Revenue cycle leaders are navigating an increasingly complex and unpredictable landscape. With a new federal administration appointing unconventional leaders to the Health and Human Services Department and the Centers for Medicare & Medicaid Services, questions surrounding the future of government reimbursement policies are mounting. Meanwhile, payers continue to pressure provider organizations, driving them toward lower reimbursement rates. At the same time, patients grappling with economic uncertainty are finding it harder to pay their healthcare bills.
Kodiak has identified the primary headwinds influencing revenue cycle decisions in a quarterly analysis of its KPI benchmarking data. Their findings offer valuable insights for revenue cycle leaders seeking clarity in an uncertain environment.
Rising Claim Denial Rates Remain a Major Challenge
Unsurprisingly, claim denial rates continue to be a pressing issue. According to Kodiak’s data, initial denial rates have steadily increased over the past five years, rising from 10.2% in 2020 to 11.8% in 2024. Final denial rates have also climbed, moving from 2.4% to 2.8% over the same period, despite a temporary dip to 2.1% in 2021.
Kodiak is not alone in flagging the growing problem of claim denials. The 2024 State of Claims survey from Experian Health reinforces this concern, highlighting it as a top priority for revenue cycle leaders.
However, there may be some hope on the horizon. State lawmakers appear increasingly willing to crack down on payers for their problematic claim denial practices, signaling the possibility of regulatory relief. This could offer providers some much-needed protection from aggressive reimbursement tactics.
Medicare Advantage and Commercial Plans Drive Denial Increases
A closer look at Kodiak’s data reveals that claim denial rates are not rising uniformly across all health plans. Interestingly, denial rates for traditional Medicare patients fell slightly from 2023 to 2024, while rates for Medicaid-managed care patients remained relatively stable.

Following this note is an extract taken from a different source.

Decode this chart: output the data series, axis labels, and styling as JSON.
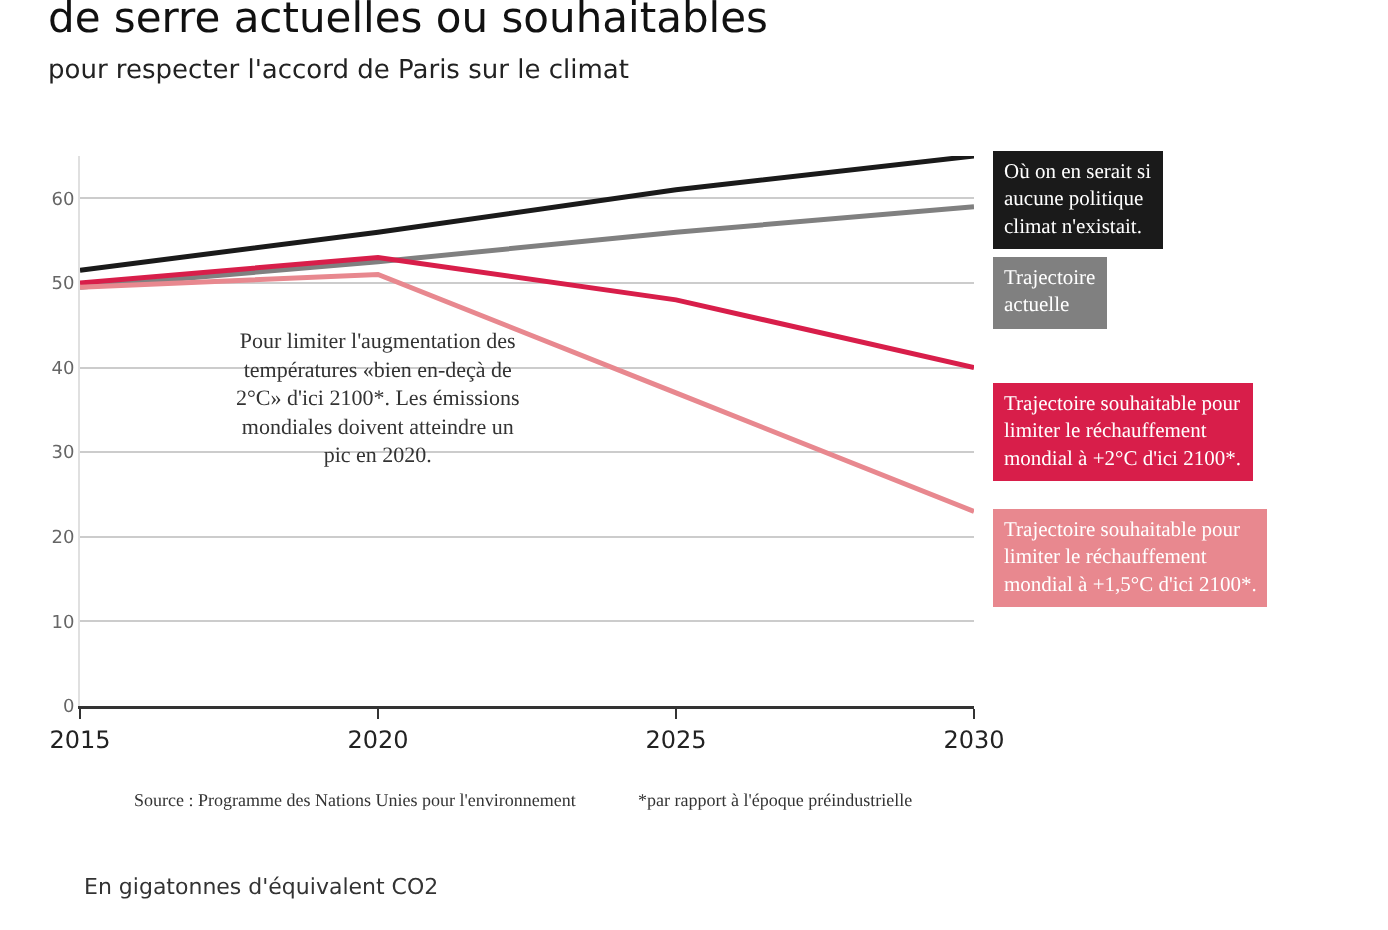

The sharpest increases in claim denial rates were concentrated among patients covered by commercial health plans and Medicare Advantage plans. From 2023 to 2024, denial rates for commercial plans rose by 1.5%, while Medicare Advantage plans saw a more significant jump of 4.8%. This trend suggests that private payers are increasingly tightening their reimbursement practices, putting further strain on provider revenue cycles.
Patients Face Greater Financial Burdens but Struggle to Pay
There is both good and bad news when it comes to patient financial responsibility. On the positive side, bad debt as a percentage of gross patient service revenue decreased by 5.7% from 2023 to 2024. Additionally, point-of-service cash collections as a percentage of total patient payments increased by 4.8%, indicating some improvement in upfront payment collection.
However, the downside is that commercially insured patients are being asked to shoulder larger portions of their medical expenses—but they are paying less of what they owe after insurance. In 2023, patients were responsible for 21.7% of allowed amounts, which rose marginally to 21.85% in 2024. Yet, post-insurance collection rates declined noticeably, falling from 37.58% to 34.46%.
These figures align with broader trends showing that patients are increasingly reaching their financial limits. Recent Gallup polling reveals that only 55% of Americans feel they can afford their healthcare bills—a six-point drop from 2022. Furthermore, around one-third of respondents admitted to forgoing medical care due to costs, while nearly 60% expressed concern that they might need to take on debt if they faced a major health event.
What Lies Ahead for Revenue Cycle Leaders
The trends identified by Kodiak paint a sobering picture for revenue cycle leaders in 2025. With payers tightening reimbursement practices and patients struggling with mounting financial burdens, healthcare organizations will need to adopt more strategic approaches to sustain revenue flow. The path forward will likely involve a combination of stronger claim denial management, enhanced point-of-service collection strategies, and innovative patient payment plans to maintain financial stability in an increasingly challenging environment.